Sunday, January 30, 2011

Sweet Hot Crispy Tofu


So today I get to use the fresh local tofu I bought yesterday.


i know that glass cutting boards ruin my knives.  
If you drain, then freeze, then defrost your tofu you get a "meatier" texture, which I enjoy. If you drain, then bake (or dry fry) your tofu, you get a drier, more absorbent tofu that takes on more of the flavors of your marinade or sauce. I didn't freeze my tofu yesterday, so I'm draining and dry frying it.


First, slice the tofu into equal thicknesses. These are like a quarter inch, if you squint.


so sort of the same thickness
Then slice into strips, again, about equal, but we all have day jobs and do the best we can. Or the best we feel like doing.


Then drain. For me, draining means putting down a rack with a towel on it, laying out my tofu, covering it in a different towel, and stacking whatever heavy crap I have available on top.


So here's my tofu, draining.


i can't say enough about the value of vintage pyrex.
So in order that's wire rack - towel - tofu - towel - heavy cutting board - bundle of tofu and towel that didn't fit in the first layer - baking sheet - vintage pyrex. But that's how I do it, I imagine your stack will look quite different.


Leave it be for at least half an hour.


Then "dry fry"... this means I pull out the cast iron skillet, put NO OIL down, and turn it up to medium, then put the pale tofu strips down.  Smush them (gently) with a spatula until they scream a little (it's ok, it's just soy) and spit out some water.


you may not have cast iron, fine, but don't do this in non-stick.  bake at 200 for 15 minutes for a similar effect.


Scooch them around a bit so they turn yellow all over and golden brown in spots.




Make a marinade. I think tofu marinades are about as flexible as recipes get. For me, the math is simple, something sweet, something hot, and some filler, because that's a lot of tofu to cover. I typically go with honey, chili sauce, tamari and rice vinegar. I've used OJ for the sweet. I've used black pepper paste for the hot. I've used brown sugar. Whatever you have is fine.

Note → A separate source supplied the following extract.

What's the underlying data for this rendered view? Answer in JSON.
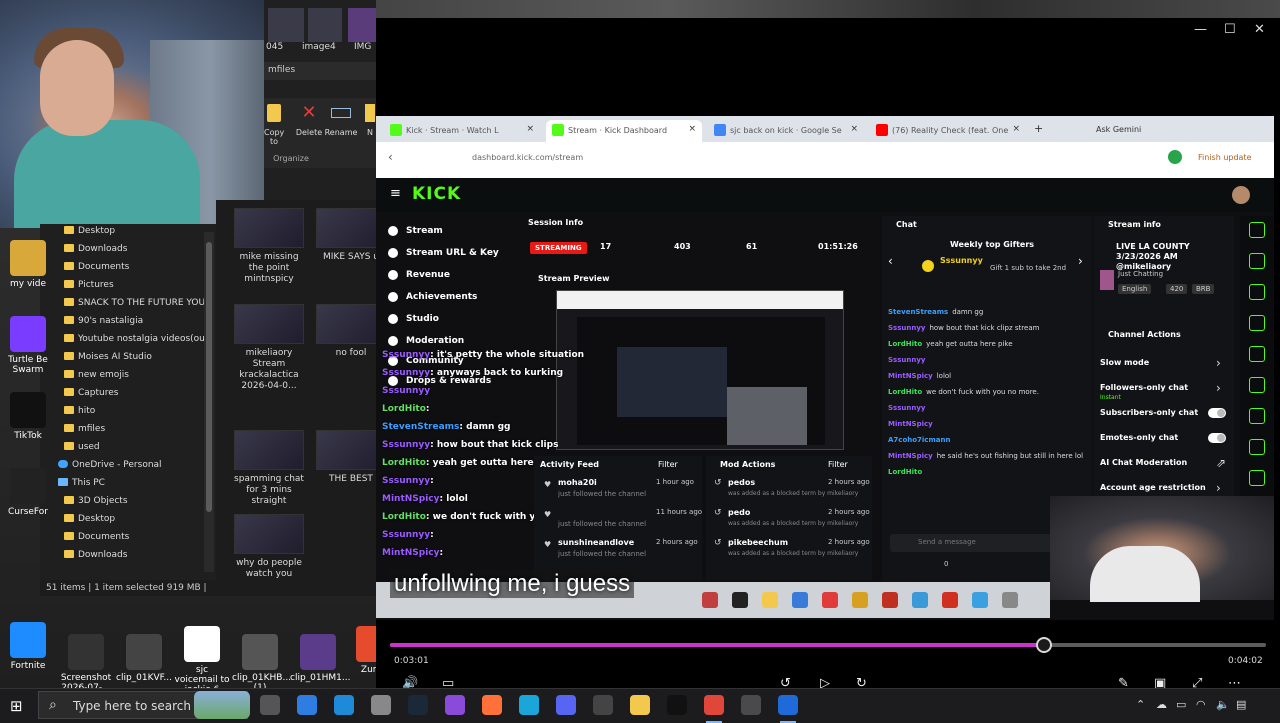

When I have scallions, I throw some in, other times I dice onion and garlic.


[note - i'm tagging this vegan, because any self respecting vegan can find a substitute for the honey i used.  sugar, agave, fruit juice.  whatever.  but i also know plenty of vegans who might point a finger at a post with honey referenced and call it not vegan.]

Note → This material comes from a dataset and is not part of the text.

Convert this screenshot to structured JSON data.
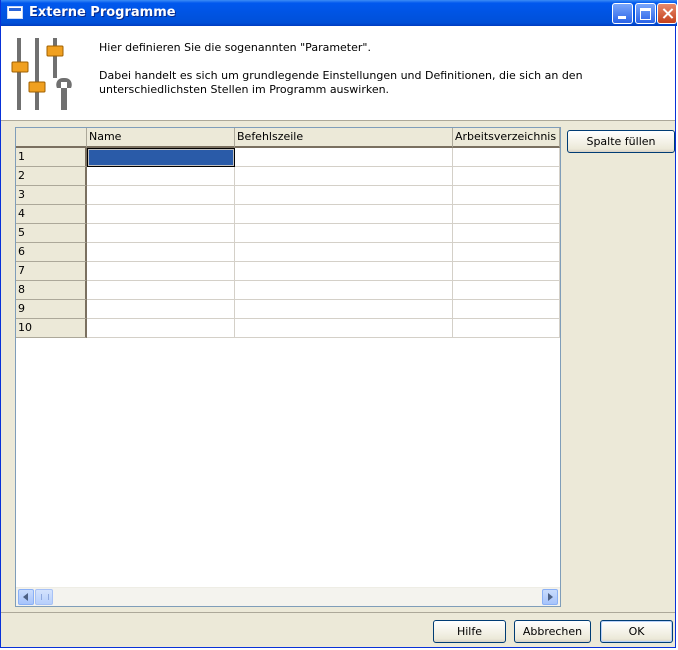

Use like a cup of marinade for a pound of tofu. 


Marinate for at least a half hour or overnight. It's ok, you can use this time to cut up your veggies and clean up your tofu draining stack. You want your veggies to be steamed (or, ahem, defrosted). Whatever veggies you want.  Ideally, I'd have bell peppers in the mix, but I try not to buy them in winter, I mean from Whole Foods.

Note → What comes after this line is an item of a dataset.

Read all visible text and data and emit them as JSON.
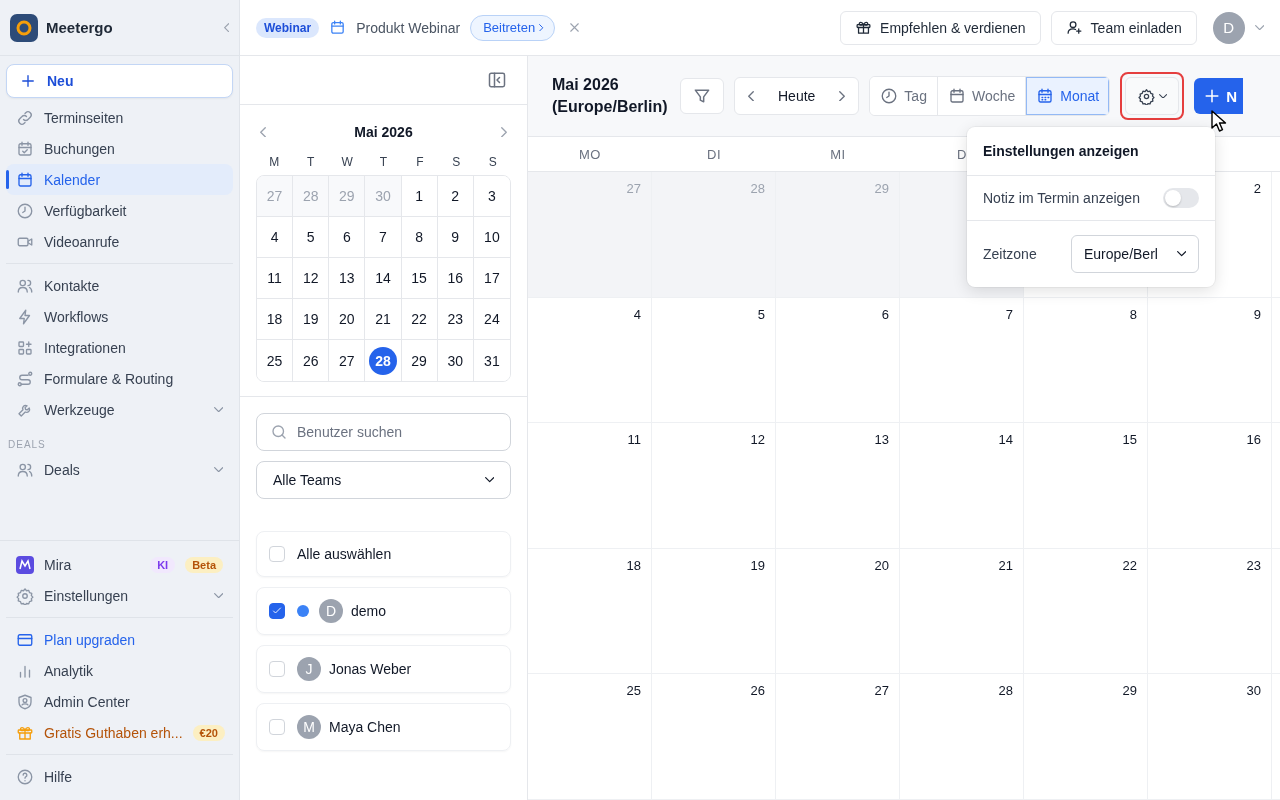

yesterday's leftover squash and mushrooms, frozen asparagus, half an onion
Ready? Ok, add onions (if you're doing onions) to a tablespoon of oil (ideally, sesame, peanut, grapeseed). Get them going and then dab with a towel to get rid of extra wetness. Then in with the tofu. Dial it up to high and stir occasionally, leaving them in contact with your wok long enough to get some crispiness.




Once your tofu is crispy, go back to your marinade and whisk in a teaspoon of corn starch. Call that a sauce. Add your veg to the wok with the sauce. Swoosh it around until everything is hot and coated.




You might want to put this over rice or noodles. I didn't. A pound of tofu makes 4-6 servings (I say 4). Maybe more with rice or noodles.


yellow food, yellow bowl, when will i learn not to coordinate my dinnerware with my dinner?